Im Bereich B0 Hardware geht es um das Hauptmagnetfeld des MR-Systems. Dieses Magnetfeld bildet die Grundlage jeder Messung und muss möglichst stabil und gleichmäßig sein, damit genaue und reproduzierbare Ergebnisse entstehen. Die Forschung beschäftigt sich daher mit technischen Anpassungen, die Feldhomogenität und Messqualität verbessern.

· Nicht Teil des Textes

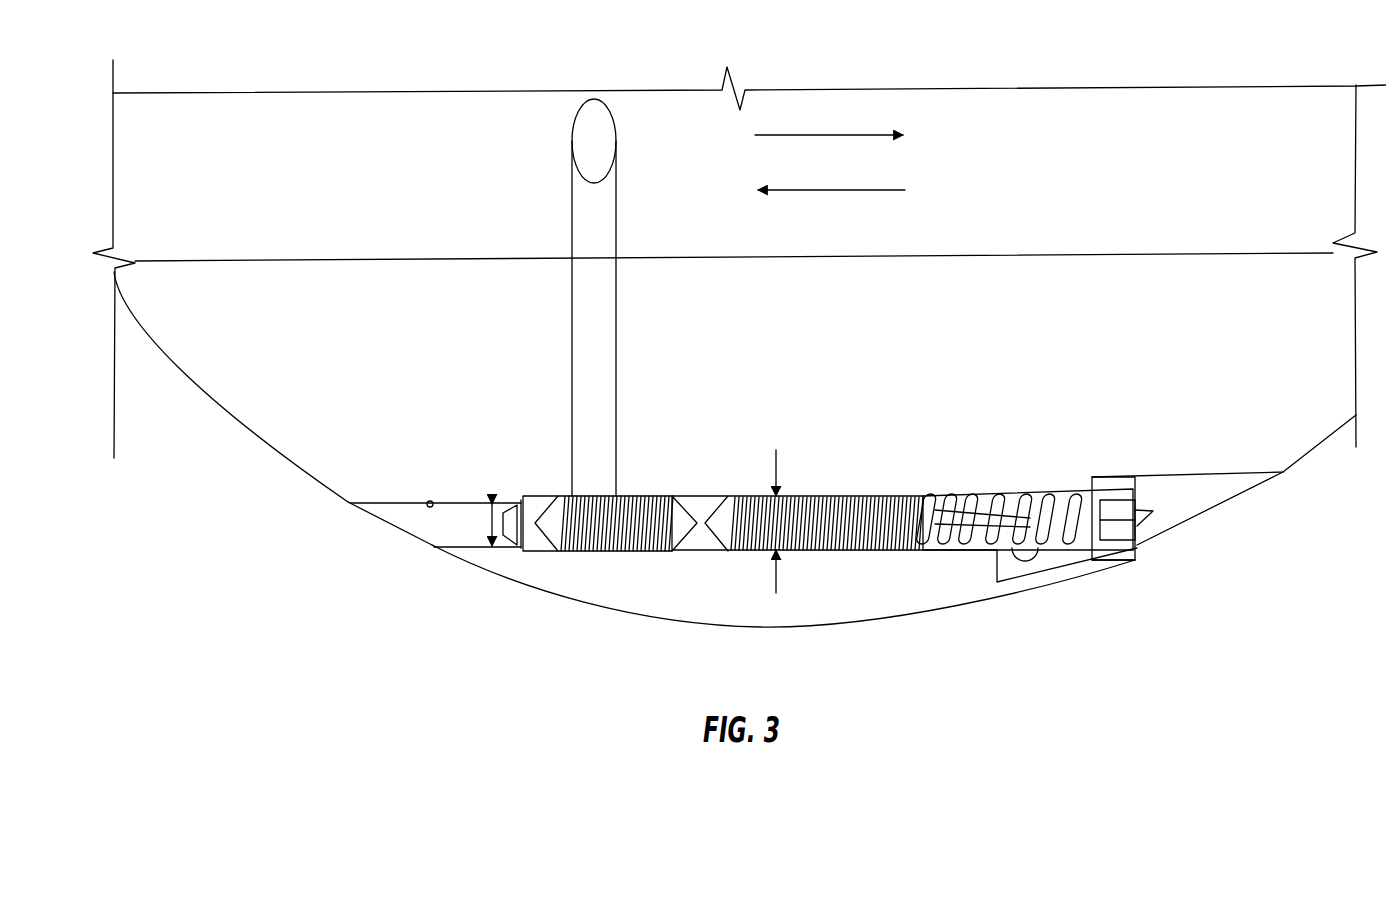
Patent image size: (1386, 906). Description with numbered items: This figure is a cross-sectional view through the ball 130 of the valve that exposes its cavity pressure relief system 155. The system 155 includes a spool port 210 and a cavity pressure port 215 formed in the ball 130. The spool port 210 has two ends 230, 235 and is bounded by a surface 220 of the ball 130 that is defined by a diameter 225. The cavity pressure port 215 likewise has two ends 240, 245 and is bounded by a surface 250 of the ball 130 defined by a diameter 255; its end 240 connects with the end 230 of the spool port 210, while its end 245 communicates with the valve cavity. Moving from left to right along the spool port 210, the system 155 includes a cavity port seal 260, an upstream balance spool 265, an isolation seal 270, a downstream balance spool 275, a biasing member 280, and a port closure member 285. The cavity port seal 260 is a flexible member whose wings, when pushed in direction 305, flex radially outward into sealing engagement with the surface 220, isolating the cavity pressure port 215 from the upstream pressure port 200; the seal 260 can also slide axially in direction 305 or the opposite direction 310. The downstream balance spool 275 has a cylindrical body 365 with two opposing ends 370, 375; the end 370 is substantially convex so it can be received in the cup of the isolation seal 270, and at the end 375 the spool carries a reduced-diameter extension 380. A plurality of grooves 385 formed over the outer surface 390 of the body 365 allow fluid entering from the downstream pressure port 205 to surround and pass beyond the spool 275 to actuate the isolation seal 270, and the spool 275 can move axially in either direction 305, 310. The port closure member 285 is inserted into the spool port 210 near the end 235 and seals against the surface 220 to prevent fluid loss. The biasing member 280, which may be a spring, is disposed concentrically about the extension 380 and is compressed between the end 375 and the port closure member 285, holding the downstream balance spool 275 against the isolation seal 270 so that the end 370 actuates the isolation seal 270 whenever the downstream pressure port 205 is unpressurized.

The ball 130 is at (351, 360).
The cavity pressure relief system 155 is at (845, 358).
The upstream pressure port 200 is at (603, 418).
The downstream pressure port 205 is at (1025, 552).
The spool port 210 is at (1010, 478).
The cavity pressure port 215 is at (373, 497).
The surface 220 is at (942, 496).
The diameter 225 is at (778, 462).
The end 230 is at (532, 498).
The end 235 is at (1118, 558).
The end 240 is at (512, 508).
The end 245 is at (380, 518).
The surface 250 is at (430, 502).
The diameter 255 is at (488, 522).
The cavity port seal 260 is at (538, 550).
The upstream balance spool 265 is at (617, 552).
The isolation seal 270 is at (707, 506).
The downstream balance spool 275 is at (805, 485).
The biasing member 280 is at (1022, 496).
The port closure member 285 is at (1128, 490).
The direction 305 is at (800, 192).
The direction 310 is at (800, 137).
The cylindrical body 365 is at (828, 550).
The end 370 is at (717, 549).
The end 375 is at (925, 550).
The reduced-diameter extension 380 is at (968, 496).
The grooves 385 is at (875, 550).
The outer surface 390 is at (898, 550).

Hochfrequenzspulen sind für das Senden und Empfangen der MR-Signale entscheidend. Je besser sie an die jeweilige Anwendung angepasst sind, desto effizienter und präziser kann gemessen werden. In diesem Bereich werden Spulendesigns entwickelt und optimiert, um Signalqualität, Komfort und Anpassungsfähigkeit an verschiedene Untersuchungsziele zu verbessern.
Unter MR Erweiterungen fallen technische Zusatzentwicklungen, mit denen sich bestehende MR-Verfahren erweitern oder neue Messansätze ermöglichen lassen. Dazu gehören Anpassungen an der Signalkette ebenso wie spezialisierte Lösungen für besondere Forschungsfragen. Ziel ist es, die Magnetresonanz über Standardanwendungen hinaus für innovative Untersuchungen nutzbar zu machen.
Phantome sind Testobjekte, mit denen MR-Systeme überprüft, verglichen und kalibriert werden können. Sie ermöglichen Messungen unter kontrollierten Bedingungen und helfen dabei, die Qualität und Verlässlichkeit von Verfahren zu bewerten. In der Forschung dienen sie als wichtige Grundlage, um technische Entwicklungen systematisch zu testen und weiterzuentwickeln.